Still, having shared these reflections, it is impossible to reasonably suggest that AI should have no role in the future of this process. With the inefficiency of our current system and the enormous administrative burden on physicians, it would be irresponsible to not leverage AI’s capabilities. Furthermore, the use of predictive analytics to optimize decisions in our resource-limited reality is far from foreign to the insurance space, making AI a natural progression. Prior authorization, for example, represents a notoriously lengthy process that stands to benefit tremendously from the speed of advanced algorithms. So, the ultimate question really is not whether, but rather how AI should be integrated into utilization review.

As we will undoubtedly see reasonable guardrails put into place over the coming months and years, we should also consider the downsides of knee-jerk legislative responses to every attempt at AI implementation. Standardization and oversight of AI in utilization review require balance. Compliance with extensive regulatory frameworks can be painfully complex and expensive, with the potential to further magnify inefficiency. Furthermore, these regulations must contend with the uniquely rapid innovation in AI, which demands sufficient flexibility to adapt to emerging issues while also capitalizing on new opportunities.

Following the ethical and regulatory back-and-forth between physicians, patients, insurers, and the government will be important to everyone in healthcare—perhaps most to those of us still early in our careers at this important inflection point. As AI looms large, we should all think about what it means to have responsible algorithms and where in our practice, current or future, these technologies best fit. I, for one, welcome our new robot overlords—as long as they can help solve our   administrative issues.

Anthony DiGiorgio, DO, MHA

The key to AI regulation in healthcare is indeed balance, yet finding this equilibrium is no trivial feat. The concerns highlighted by the article regarding the opacity of algorithmic decision-making and the subsequent impact on patients are valid and demand attention. However, imposing stringent regulations could inadvertently stifle innovation and increase barriers to entry, disproportionately benefiting large institutions at the expense of smaller practices. A regulatory framework should foster transparency and accountability but must be flexible enough to encourage continued innovation and technological advancement.

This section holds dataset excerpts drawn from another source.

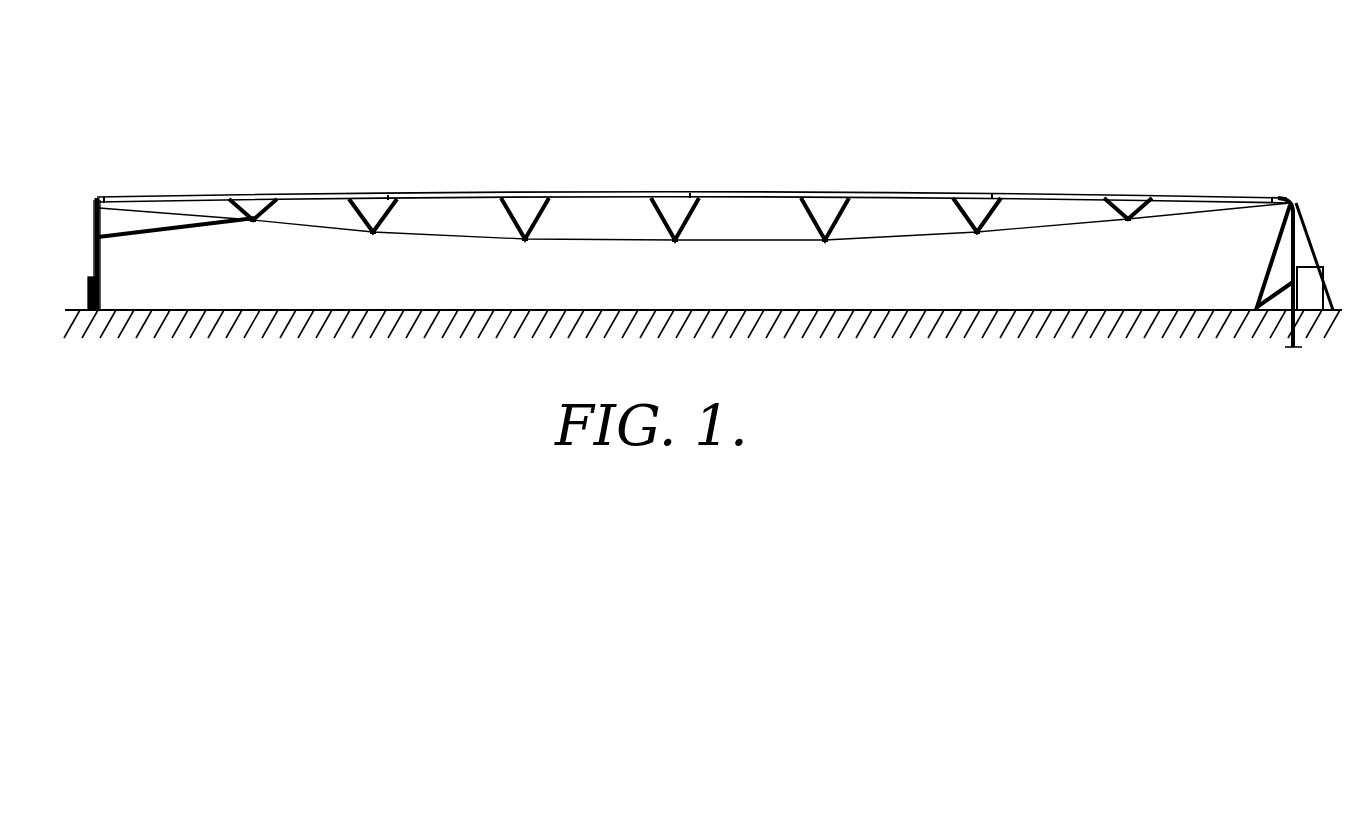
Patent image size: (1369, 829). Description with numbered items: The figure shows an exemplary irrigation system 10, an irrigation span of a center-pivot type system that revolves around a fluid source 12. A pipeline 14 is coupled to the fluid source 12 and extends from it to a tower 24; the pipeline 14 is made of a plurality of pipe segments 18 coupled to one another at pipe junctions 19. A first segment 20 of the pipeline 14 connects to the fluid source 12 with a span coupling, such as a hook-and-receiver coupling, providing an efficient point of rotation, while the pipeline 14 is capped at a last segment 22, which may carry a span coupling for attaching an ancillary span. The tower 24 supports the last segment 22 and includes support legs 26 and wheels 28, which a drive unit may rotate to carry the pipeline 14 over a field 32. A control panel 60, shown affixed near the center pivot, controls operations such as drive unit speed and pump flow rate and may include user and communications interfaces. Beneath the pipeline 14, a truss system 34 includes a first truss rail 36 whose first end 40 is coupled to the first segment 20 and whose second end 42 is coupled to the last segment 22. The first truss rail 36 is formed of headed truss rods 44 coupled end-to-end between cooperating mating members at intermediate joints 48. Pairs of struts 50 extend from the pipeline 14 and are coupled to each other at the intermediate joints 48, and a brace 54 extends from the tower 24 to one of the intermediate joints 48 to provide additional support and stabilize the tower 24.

The irrigation system 10 is at (1264, 88).
The fluid source 12 is at (1293, 280).
The pipeline 14 is at (448, 192).
The pipe segments 18 is at (313, 192).
The pipe junctions 19 is at (107, 200).
The first segment 20 is at (1273, 200).
The last segment 22 is at (97, 197).
The tower 24 is at (84, 244).
The support legs 26 is at (102, 262).
The wheels 28 is at (87, 293).
The field 32 is at (498, 306).
The truss system 34 is at (885, 245).
The first truss rail 36 is at (1095, 228).
The first end 40 is at (1272, 212).
The second end 42 is at (118, 212).
The headed truss rods 44 is at (186, 212).
The intermediate joints 48 is at (253, 235).
The struts 50 is at (1142, 170).
The brace 54 is at (187, 228).
The control panel 60 is at (1315, 285).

Demanding that proprietary algorithms be made public as a solution raises significant concerns about the loss of competitive advantage and the hindrance of innovation. This open approach could discourage investment in new technologies, a scenario observable in other industries where proprietary technologies coexist with open-source models, allowing for diverse business strategies and innovations. Instead of mandating public disclosure of AI algorithms, a balanced approach could involve partial transparency. This method would protect proprietary information while ensuring sufficient oversight.

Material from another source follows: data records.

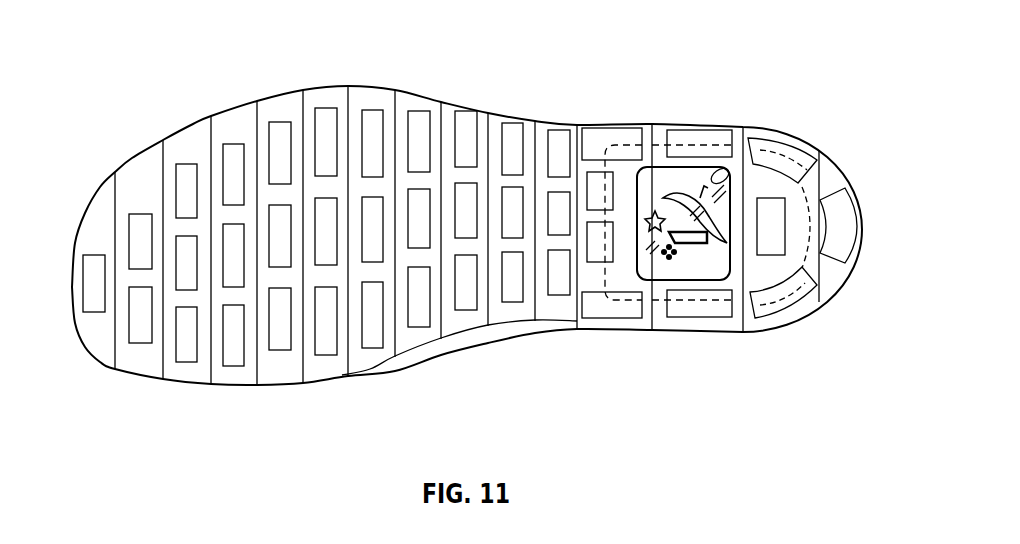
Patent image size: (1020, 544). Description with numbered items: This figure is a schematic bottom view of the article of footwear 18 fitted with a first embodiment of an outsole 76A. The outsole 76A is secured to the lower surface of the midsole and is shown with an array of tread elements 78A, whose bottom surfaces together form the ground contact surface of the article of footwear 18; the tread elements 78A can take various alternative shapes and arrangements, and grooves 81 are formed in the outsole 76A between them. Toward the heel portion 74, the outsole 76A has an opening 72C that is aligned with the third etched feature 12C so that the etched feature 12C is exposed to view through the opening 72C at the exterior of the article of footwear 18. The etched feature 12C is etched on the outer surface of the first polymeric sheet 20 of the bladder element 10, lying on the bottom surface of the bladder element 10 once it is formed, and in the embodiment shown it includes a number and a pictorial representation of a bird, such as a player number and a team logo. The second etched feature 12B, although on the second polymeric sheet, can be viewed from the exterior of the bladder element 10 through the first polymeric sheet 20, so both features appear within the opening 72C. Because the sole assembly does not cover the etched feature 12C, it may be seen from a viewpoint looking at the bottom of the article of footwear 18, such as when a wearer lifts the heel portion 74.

The article of footwear 18 is at (683, 46).
The bladder element 10 is at (713, 147).
The second etched feature 12B is at (643, 223).
The third etched feature 12C is at (685, 190).
The first polymeric sheet 20 is at (687, 273).
The opening 72C is at (727, 183).
The heel portion 74 is at (748, 135).
The outsole 76A is at (500, 310).
The tread elements 78A is at (323, 120).
The grooves 81 is at (303, 362).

Furthermore, the impact of AI regulation on smaller practices and health equity cannot be overlooked. Over-regulation could lead to increased costs and complexities, sidelining smaller providers and potentially exacerbating health disparities among underserved populations. This must be considered when regulating AI, helping to ensure that AI technologies are both safe and beneficial before they are widely deployed.

In conclusion, crafting AI regulations requires a collaborative dialogue that includes a broad range of stakeholders from technology developers to healthcare providers, patients, and policymakers. By engaging all parties, we can develop a regulatory framework that not only protects patients but also fosters an environment where innovation thrives and is accessible to all healthcare providers, regardless of size. This inclusive approach will be crucial in leveraging AI to enhance health outcomes while maintaining a commitment to health equity and innovation.